The initial version of this system was implemented in simmulation using Unreal Engine 4. To compare it to other possible methods of communication, a baseline system was prepared using an Arduino to flash colored lights. A small study consisting of 24 participants was conducted, validating the use of motion as a vector for robot-to-human communication.
Participants in the study succeeded in correctly understanding the meaning of the robot's motion more frequently and with higher confidence than with lights, and grew increasingly successful with more instruction beforehand. Comparisons of the accuracy, confidence, operational accuracy (accuracy on answers rated 3 or higher in confidence), and time taken to answer at three different education levels can be seen below.

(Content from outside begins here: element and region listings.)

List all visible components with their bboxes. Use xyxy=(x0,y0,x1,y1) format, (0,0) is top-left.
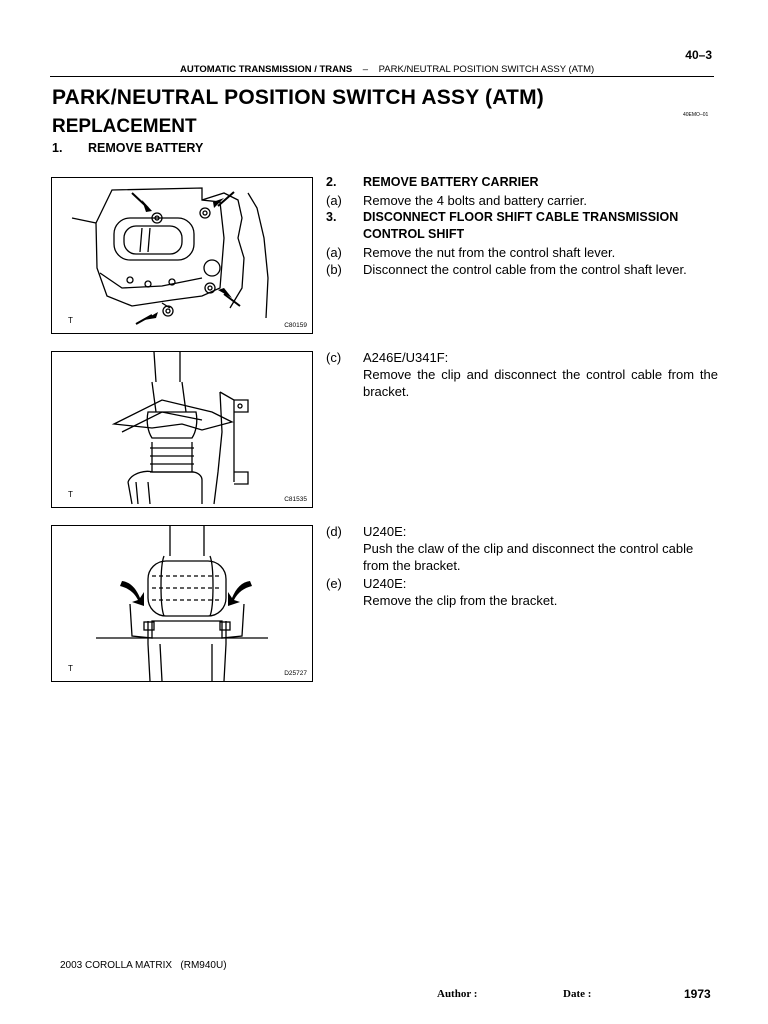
figure-code: C81535 xyxy=(284,496,307,503)
running-header-section: AUTOMATIC TRANSMISSION / TRANS xyxy=(180,64,353,75)
step-text: Remove the nut from the control shaft lever. xyxy=(363,245,616,260)
header-rule xyxy=(50,76,714,77)
running-header xyxy=(180,64,594,75)
figure-battery-carrier xyxy=(51,177,313,334)
figure-corner-mark: T xyxy=(68,316,73,325)
step-text: REMOVE BATTERY CARRIER xyxy=(363,175,539,189)
step-3e-detail xyxy=(326,592,726,609)
figure-clip-cable xyxy=(51,351,313,508)
step-3c xyxy=(326,349,726,366)
step-3c-detail xyxy=(326,366,718,400)
step-label: (d) xyxy=(326,524,342,539)
step-label: (c) xyxy=(326,350,342,365)
running-header-separator: – xyxy=(362,64,369,75)
step-text: A246E/U341F: xyxy=(363,350,449,365)
step-3b xyxy=(326,261,726,278)
step-2 xyxy=(326,174,726,191)
author-label: Author : xyxy=(437,988,478,1000)
battery-carrier-illustration xyxy=(52,178,312,333)
figure-clip-claw xyxy=(51,525,313,682)
arrow-icon xyxy=(120,581,252,606)
model-text: 2003 COROLLA MATRIX (RM940U) xyxy=(60,960,227,971)
step-label: (a) xyxy=(326,245,342,260)
page-title: PARK/NEUTRAL POSITION SWITCH ASSY (ATM) xyxy=(52,86,544,109)
step-2a xyxy=(326,192,726,209)
figure-code: D25727 xyxy=(284,670,307,677)
document-id: 40EMO–01 xyxy=(683,112,709,118)
figure-corner-mark: T xyxy=(68,490,73,499)
step-text: Remove the clip from the bracket. xyxy=(363,593,558,608)
model-footer xyxy=(60,960,227,971)
step-text: Remove the 4 bolts and battery carrier. xyxy=(363,193,588,208)
step-label: (a) xyxy=(326,193,342,208)
figure-corner-mark: T xyxy=(68,664,73,673)
step-1-text: REMOVE BATTERY xyxy=(88,141,204,155)
clip-cable-illustration xyxy=(52,352,312,507)
step-text: DISCONNECT FLOOR SHIFT CABLE TRANSMISSION CONTROL SHIFT xyxy=(363,210,679,241)
step-text: U240E: xyxy=(363,576,407,591)
step-label: 2. xyxy=(326,175,337,189)
step-3a xyxy=(326,244,726,261)
step-3d xyxy=(326,523,726,540)
arrow-icon xyxy=(218,288,232,298)
step-1 xyxy=(52,141,204,155)
page-number: 40–3 xyxy=(685,48,712,62)
step-text: Disconnect the control cable from the control shaft lever. xyxy=(363,262,687,277)
running-header-topic: PARK/NEUTRAL POSITION SWITCH ASSY (ATM) xyxy=(378,64,595,75)
step-1-number: 1. xyxy=(52,141,63,155)
step-label: (b) xyxy=(326,262,342,277)
date-label: Date : xyxy=(563,988,592,1000)
page-total: 1973 xyxy=(684,987,711,1001)
step-label: 3. xyxy=(326,210,337,224)
step-label: (e) xyxy=(326,576,342,591)
step-text: Remove the clip and disconnect the control cable from the bracket. xyxy=(363,367,718,399)
figure-code: C80159 xyxy=(284,322,307,329)
step-text: U240E: xyxy=(363,524,407,539)
step-3e xyxy=(326,575,726,592)
step-3 xyxy=(326,209,721,243)
clip-claw-illustration xyxy=(52,526,312,681)
step-3d-detail xyxy=(326,540,721,574)
section-subtitle: REPLACEMENT xyxy=(52,116,197,137)
step-text: Push the claw of the clip and disconnect the control cable from the bracket. xyxy=(363,541,694,573)
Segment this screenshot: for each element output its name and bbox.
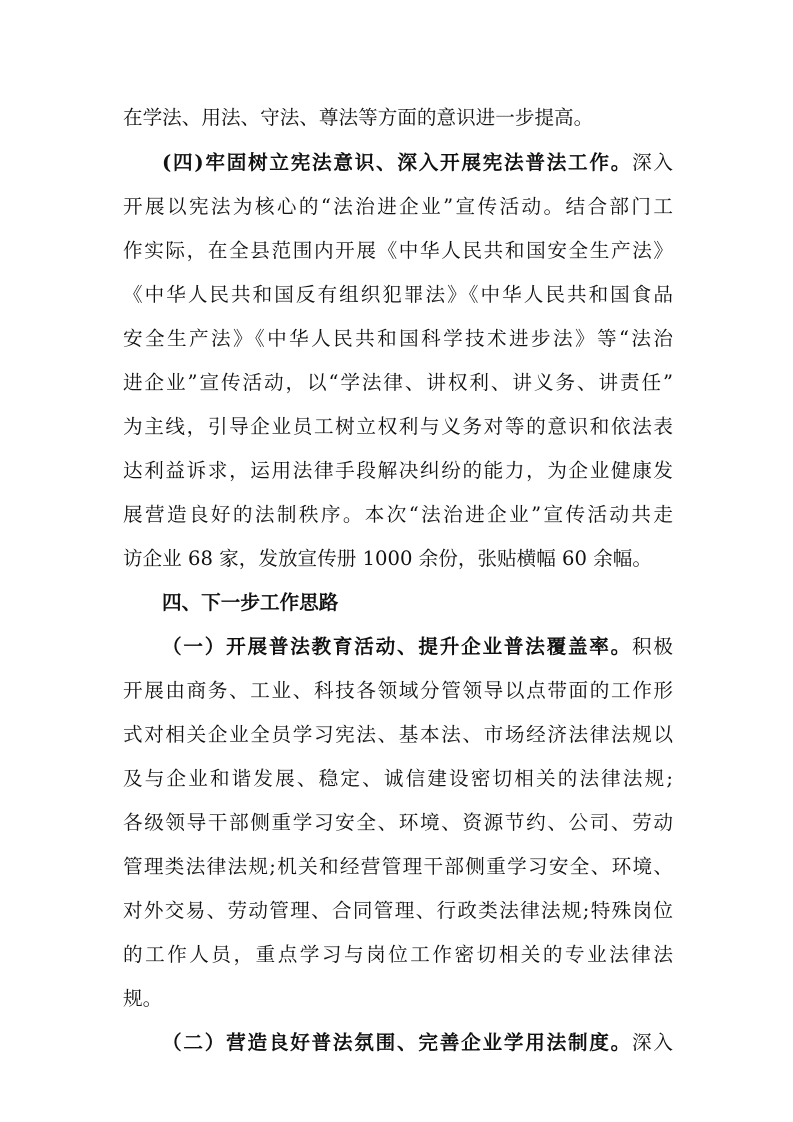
paragraph-line: 管理类法律法规;机关和经营管理干部侧重学习安全、环境、 [123,855,673,878]
subsection-heading-bold: （二）营造良好普法氛围、完善企业学用法制度。 [162,1031,633,1054]
subsection-heading-line [162,1026,673,1060]
subsection-heading-line [162,630,673,664]
paragraph-line: 开展以宪法为核心的“法治进企业”宣传活动。结合部门工 [123,195,673,218]
paragraph-line: 开展由商务、工业、科技各领域分管领导以点带面的工作形 [123,679,673,702]
paragraph-line: 规。 [123,987,163,1010]
paragraph-line: 展营造良好的法制秩序。本次“法治进企业”宣传活动共走 [123,503,673,526]
paragraph-line: 式对相关企业全员学习宪法、基本法、市场经济法律法规以 [123,723,673,746]
paragraph-line: 作实际，在全县范围内开展《中华人民共和国安全生产法》 [123,239,673,262]
paragraph-line: 安全生产法》《中华人民共和国科学技术进步法》等“法治 [123,327,673,350]
section-heading: 四、下一步工作思路 [162,591,339,614]
paragraph-run: 积极 [632,635,673,658]
paragraph-line: 进企业”宣传活动，以“学法律、讲权利、讲义务、讲责任” [123,371,673,394]
paragraph-line: 及与企业和谐发展、稳定、诚信建设密切相关的法律法规; [123,767,673,790]
section-heading-bold: (四)牢固树立宪法意识、深入开展宪法普法工作。 [162,151,633,174]
paragraph-line: 的工作人员，重点学习与岗位工作密切相关的专业法律法 [123,943,673,966]
paragraph-line: 达利益诉求，运用法律手段解决纠纷的能力，为企业健康发 [123,459,673,482]
paragraph-line: 各级领导干部侧重学习安全、环境、资源节约、公司、劳动 [123,811,673,834]
paragraph-run: 深入 [632,1031,673,1054]
paragraph-run: 深入 [632,151,673,174]
paragraph-line: 在学法、用法、守法、尊法等方面的意识进一步提高。 [123,106,594,129]
section-heading-line [162,146,673,180]
paragraph-line: 对外交易、劳动管理、合同管理、行政类法律法规;特殊岗位 [123,899,673,922]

Further, comparisons between the kineme and light code communcation system can be seen for each individual kineme.
Statistically significant increases in accuracy and operational accuracy can be found for the kineme system for almost every education level, testing at a significance level of 0.05. Furthermore, participants preferred the kineme-based system over the lights system, especially when considering its use at a distance or underwater.
More information on the reuslts and significance testing of the kineme and light codes system can be found in the relevant papers on the Publications page.
This concept will be applied to more robots, both 6DOF and 3DOF, improved with the addition of suplementary lights and tonal sound interaction, grounded by the addition of gaze direction estimation and other such interaction guides, and further validated by conducting larger and higher-fidelity studies.